Salutations, dear readers. My name is Salome Rosenthal and I got a story to share with you. I was born in the City of Toronto, Ontario, to a Jamaican immigrant mother, Joanne Watson, and a Jewish father of English descent, Ephraim James Rosenthal. Being a biracial Jewish Canadian woman in the Confederation of Canada isn't easy. There's a lot of racism in the Jewish Canadian community. Of course, good Jews aren't supposed to talk about it. We're supposed to pretend that everything is hunky dory.
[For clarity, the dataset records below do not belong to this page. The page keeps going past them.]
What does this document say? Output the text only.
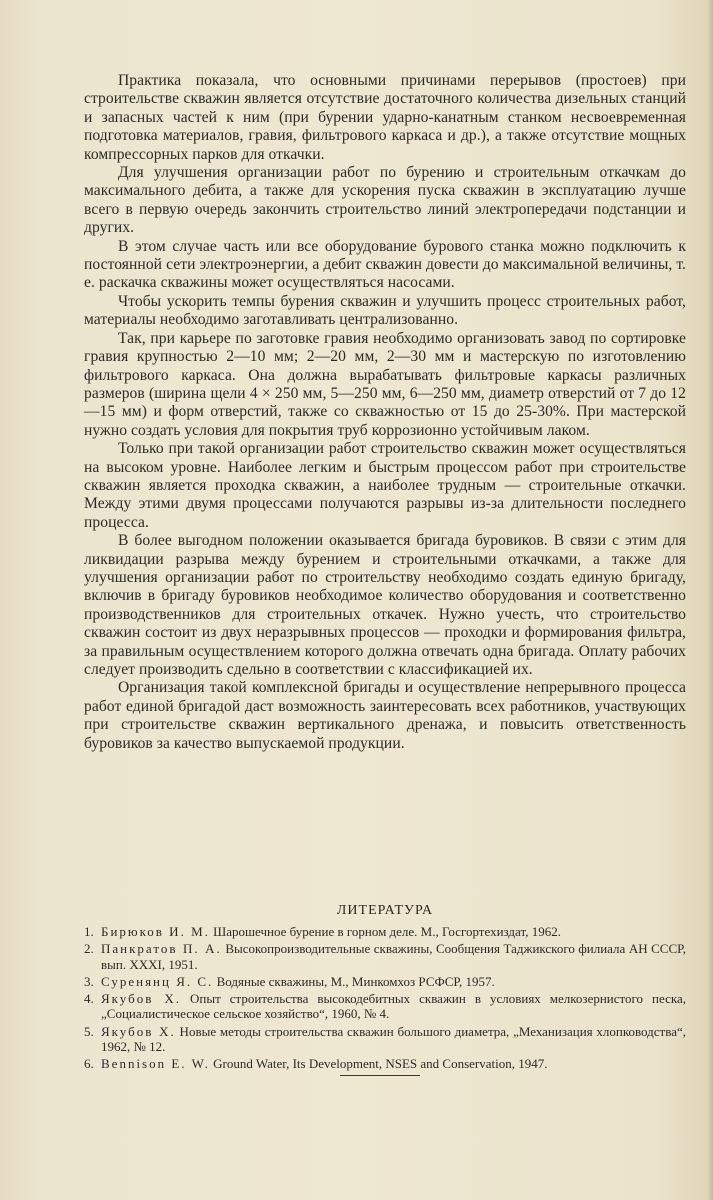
Практика показала, что основными причинами перерывов (простоев) при строительстве скважин является отсутствие достаточного количества дизельных станций и запасных частей к ним (при бурении ударно-канатным станком несвоевременная подготовка материалов, гравия, фильтрового каркаса и др.), а также отсутствие мощных компрессорных парков для откачки.

Для улучшения организации работ по бурению и строительным откачкам до максимального дебита, а также для ускорения пуска скважин в эксплуатацию лучше всего в первую очередь закончить строительство линий электропередачи подстанции и других.

В этом случае часть или все оборудование бурового станка можно подключить к постоянной сети электроэнергии, а дебит скважин довести до максимальной величины, т. е. раскачка скважины может осуществляться насосами.

Чтобы ускорить темпы бурения скважин и улучшить процесс строительных работ, материалы необходимо заготавливать централизованно.

Так, при карьере по заготовке гравия необходимо организовать завод по сортировке гравия крупностью 2—10 мм; 2—20 мм, 2—30 мм и мастерскую по изготовлению фильтрового каркаса. Она должна вырабатывать фильтровые каркасы различных размеров (ширина щели 4 × 250 мм, 5—250 мм, 6—250 мм, диаметр отверстий от 7 до 12—15 мм) и форм отверстий, также со скважностью от 15 до 25-30%. При мастерской нужно создать условия для покрытия труб коррозионно устойчивым лаком.

Только при такой организации работ строительство скважин может осуществляться на высоком уровне. Наиболее легким и быстрым процессом работ при строительстве скважин является проходка скважин, а наиболее трудным — строительные откачки. Между этими двумя процессами получаются разрывы из-за длительности последнего процесса.

В более выгодном положении оказывается бригада буровиков. В связи с этим для ликвидации разрыва между бурением и строительными откачками, а также для улучшения организации работ по строительству необходимо создать единую бригаду, включив в бригаду буровиков необходимое количество оборудования и соответственно производственников для строительных откачек. Нужно учесть, что строительство скважин состоит из двух неразрывных процессов — проходки и формирования фильтра, за правильным осуществлением которого должна отвечать одна бригада. Оплату рабочих следует производить сдельно в соответствии с классификацией их.

Организация такой комплексной бригады и осуществление непрерывного процесса работ единой бригадой даст возможность заинтересовать всех работников, участвующих при строительстве скважин вертикального дренажа, и повысить ответственность буровиков за качество выпускаемой продукции.

ЛИТЕРАТУРА
1. Бирюков И. М. Шарошечное бурение в горном деле. М., Госгортехиздат, 1962.
2. Панкратов П. А. Высокопроизводительные скважины, Сообщения Таджикского филиала АН СССР, вып. XXXI, 1951.
3. Суренянц Я. С. Водяные скважины, М., Минкомхоз РСФСР, 1957.
4. Якубов Х. Опыт строительства высокодебитных скважин в условиях мелкозернистого песка, „Социалистическое сельское хозяйство“, 1960, № 4.
5. Якубов Х. Новые методы строительства скважин большого диаметра, „Механизация хлопководства“, 1962, № 12.
6. Bennison E. W. Ground Water, Its Development, NSES and Conservation, 1947.
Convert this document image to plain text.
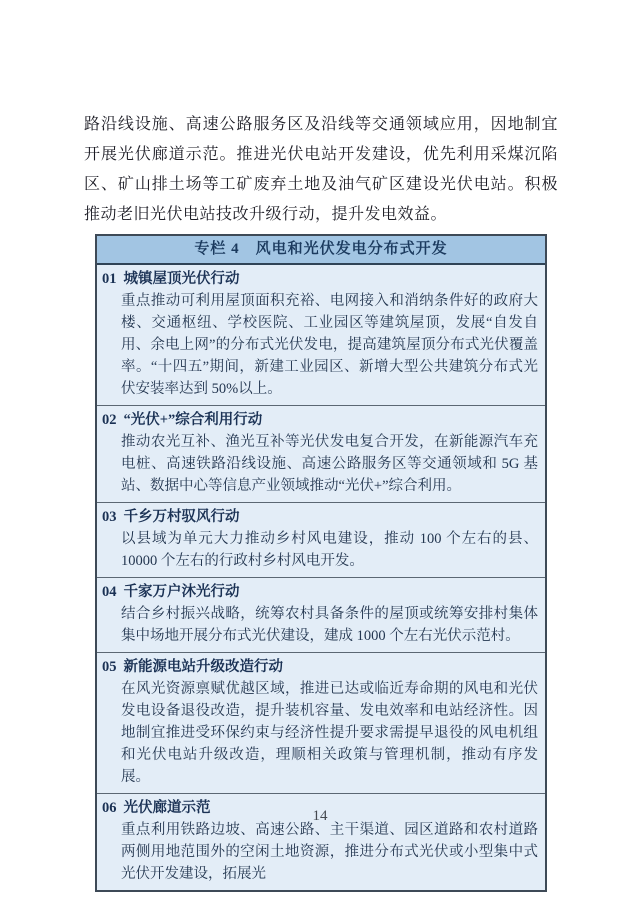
路沿线设施、高速公路服务区及沿线等交通领域应用，因地制宜开展光伏廊道示范。推进光伏电站开发建设，优先利用采煤沉陷区、矿山排土场等工矿废弃土地及油气矿区建设光伏电站。积极推动老旧光伏电站技改升级行动，提升发电效益。

专栏 4　风电和光伏发电分布式开发
01 城镇屋顶光伏行动
重点推动可利用屋顶面积充裕、电网接入和消纳条件好的政府大楼、交通枢纽、学校医院、工业园区等建筑屋顶，发展“自发自用、余电上网”的分布式光伏发电，提高建筑屋顶分布式光伏覆盖率。“十四五”期间，新建工业园区、新增大型公共建筑分布式光伏安装率达到 50%以上。
02 “光伏+”综合利用行动
推动农光互补、渔光互补等光伏发电复合开发，在新能源汽车充电桩、高速铁路沿线设施、高速公路服务区等交通领域和 5G 基站、数据中心等信息产业领域推动“光伏+”综合利用。
03 千乡万村驭风行动
以县域为单元大力推动乡村风电建设，推动 100 个左右的县、10000 个左右的行政村乡村风电开发。
04 千家万户沐光行动
结合乡村振兴战略，统筹农村具备条件的屋顶或统筹安排村集体集中场地开展分布式光伏建设，建成 1000 个左右光伏示范村。
05 新能源电站升级改造行动
在风光资源禀赋优越区域，推进已达或临近寿命期的风电和光伏发电设备退役改造，提升装机容量、发电效率和电站经济性。因地制宜推进受环保约束与经济性提升要求需提早退役的风电机组和光伏电站升级改造，理顺相关政策与管理机制，推动有序发展。
06 光伏廊道示范
重点利用铁路边坡、高速公路、主干渠道、园区道路和农村道路两侧用地范围外的空闲土地资源，推进分布式光伏或小型集中式光伏开发建设，拓展光
14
I've never been one to follow the crowd. In the household where I grew up, I was encouraged to be bold and speak my mind. My parents are both mavericks, you see. My mother's conversion from Roman Catholicism to Judaism wasn't well-received by her family, nor did my father's uptight Jewish Canadian family liked the fact that their son married a Black woman from the Caribbean. I guess you could say that the odds of my parents coming together were astronomical, but nevertheless, they got married and stuck together.
At the time of this story, I was nineteen years old, a first-year student in the criminology program at the University of Toronto. College is an exciting time in a young person's life, or so I have been told. I'm finding university life supremely stressful. The University of Toronto campus is lively and racially diverse, but as a mixed-race woman I still stand out. I'm six feet tall, with light brown skin, long curly black hair and lime-green eyes. From my father I got my height, and I think I get my curves from my mama. I am only me, I guess.